Tuesday, July 29, 2014

Day 71, The real Pooh Bear

July 8
Campsite at mile 972 to "Pooh bear" meadow mile 995

Hiked 22 miles

I got a late start again around 8am is when I started hiking. Today looks like it's going to be kind of tough 4700 ft of climbing and 4200 of down. Let's go!

I started listening to an audio book which is nice to let the mind wonder while the body does the hiking.

For some reason the body isn't liking the hiking today. I am finding the mind doesn't like it either right now. I'm climbing bond pass and it really sucks. I turned off the audio book and found a rock to lay on. I think the rocks are good for your back. Lumpy and hard. For whatever reason I'm just not a happy camper or should I say hiker. I feel low on energy. I eat some snacks and close my eyes. I feel asleep for a minute or two. I open my eyes and looked at the clouds and trees above me. It's nice and peaceful out here.






This is what I was looking at. I'm so down right now. I keep wondering why am I doing this to myself.
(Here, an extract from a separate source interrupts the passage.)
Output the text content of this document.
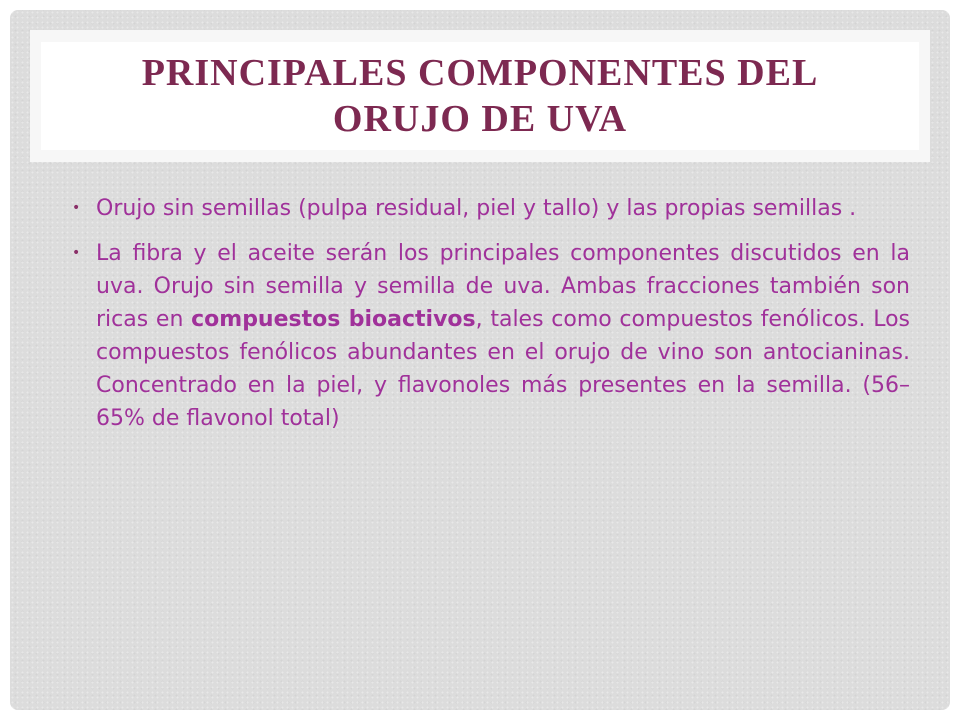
PRINCIPALES COMPONENTES DEL ORUJO DE UVA
• Orujo sin semillas (pulpa residual, piel y tallo) y las propias semillas .
• La fibra y el aceite serán los principales componentes discutidos en la uva. Orujo sin semilla y semilla de uva. Ambas fracciones también son ricas en compuestos bioactivos, tales como compuestos fenólicos. Los compuestos fenólicos abundantes en el orujo de vino son antocianinas. Concentrado en la piel, y flavonoles más presentes en la semilla. (56–65% de flavonol total)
I don't want to hike anymore today. I look at my pack and I'm over it. I hate that it's so heavy right now. Somethings are going to change Im getting rid of stuff next town stop. This is weird I was feeling so good yesterday. Why am I feeling so crapy. I haven't seen anybody today. Complete solitude. I didn't like it. I just not enjoying myself right now. I don't know how much further I'm going to go.



I despise bears right now because of the stupid bear can I have to carry. I haven't even seen any bears.

Oh yeah and I'm pissing blood again... Awesome. Which is contributing to my downward spiral.

I pulled myself together and realized my attitude sucks. I need to just push on. So I did. I pushed on and on a on... I finally came to some flat ground and realized it's almost dark I'd like to camp with some people so I felt a burst of energy coming on pry from all the snacking I've been doing all day. I finally felt good. I'm in this really nice and long meadow (grace meadow). there is a stream down the middle and the trail is in the trees along the left side it's nice so I push as fast as I can to find some people. It feels good to be feeling good and I'm hammering out the miles. 3 miles went by fast.

I'm happily hiking on with my head down and I smell something. Something kind of like some nasty poop or something. I remembered a story about some smelling something nasty and then finding out there was a bear on the otherside of a car next to them. So I thought, is that a bear I smell. I looked up and stopped abruptly. Shit! It's not shit it's a Bear! There is a nasty smelling bear right in front of me! (15 or 20 yards) I have been thinking over many miles over and over in my head what I would do in this situation. I started yelling as deep and loud as I could. Aaahhhhh get out of here!!! Banging my poles together. I even started hitting and shacking a small tree next to me. I'M A HIKING MONSTER! The bears response... It just starred at me... Crap, I guess this bear isn't afraid of hiking monsters. I kept yelling absentities and started backing up. Till I couldn't see the bear. I wanted to just keep walking the other direction. But that's counter productive. So I guess I'll go around. There wasn't anywhere to cross the stream so I just jumped in the knee deep water and walked through. I walked through the grass on the other side of the stream for about 100 yards and no sign of the pooh bear. Lol so I walked back through the stream again. My adrenalin was pumping pretty good I didn't feel the cold water at all. I found my way back to the trail and kept on hiking. I wanted to put some miles between the two of us. Since I was so not so scary to the bear. I wondered if he would bother me or my bear canister later. I still needed to cook dinner and I knew not all of my food fits in my can so I have to sleep with almost half my food. I went about a mile and I came across a south bound hiker. He stopped to talk to me for a bit. He congratulates me on hiking this far from the Mexico border. I told him about stinky back there. I couldn't help but think how familiar this guy looks. He told me he had hike 500 miles in 21 days. (Holy shit that 23 miles avg a day with resupply and what not) the skeeters where bad so we parted ways. After a few minutes. Holy shit that was Scott Williamson! I didn't ask him his name so I can't confirm it for sure. Scott Williamson is the only person (that I know of, I could be wrong) to yoyo the whole PCT (Mexico to Canada and turn around and go back to Mexico in the same year!) dam I wish I could have gotten a picture. Maybe it wasn't him but oh well. I guess I may never know for sure.

I'm beat. I found the next flat spot and set up the tent. The skeeters where bad so I made dinner in my tent. Yikes everything is going to smell like food. (It does already anyways) I debated on how far away to place my bear can. Do I keep it close so I can hear if stinky comes by and messes with it? Do I want a second chance to try and scare it way? Or do I put it out do ear shot so I can sleep right through?


Yummy


Rice and tastybite Bombay potatoes.

So I put it about 50 feet away so I could be close and protect my food. I put the rest of my food in my oder proof sack.

I'm a little nervous going to sleep but I really need to sleep. I am ready to face whatever happens.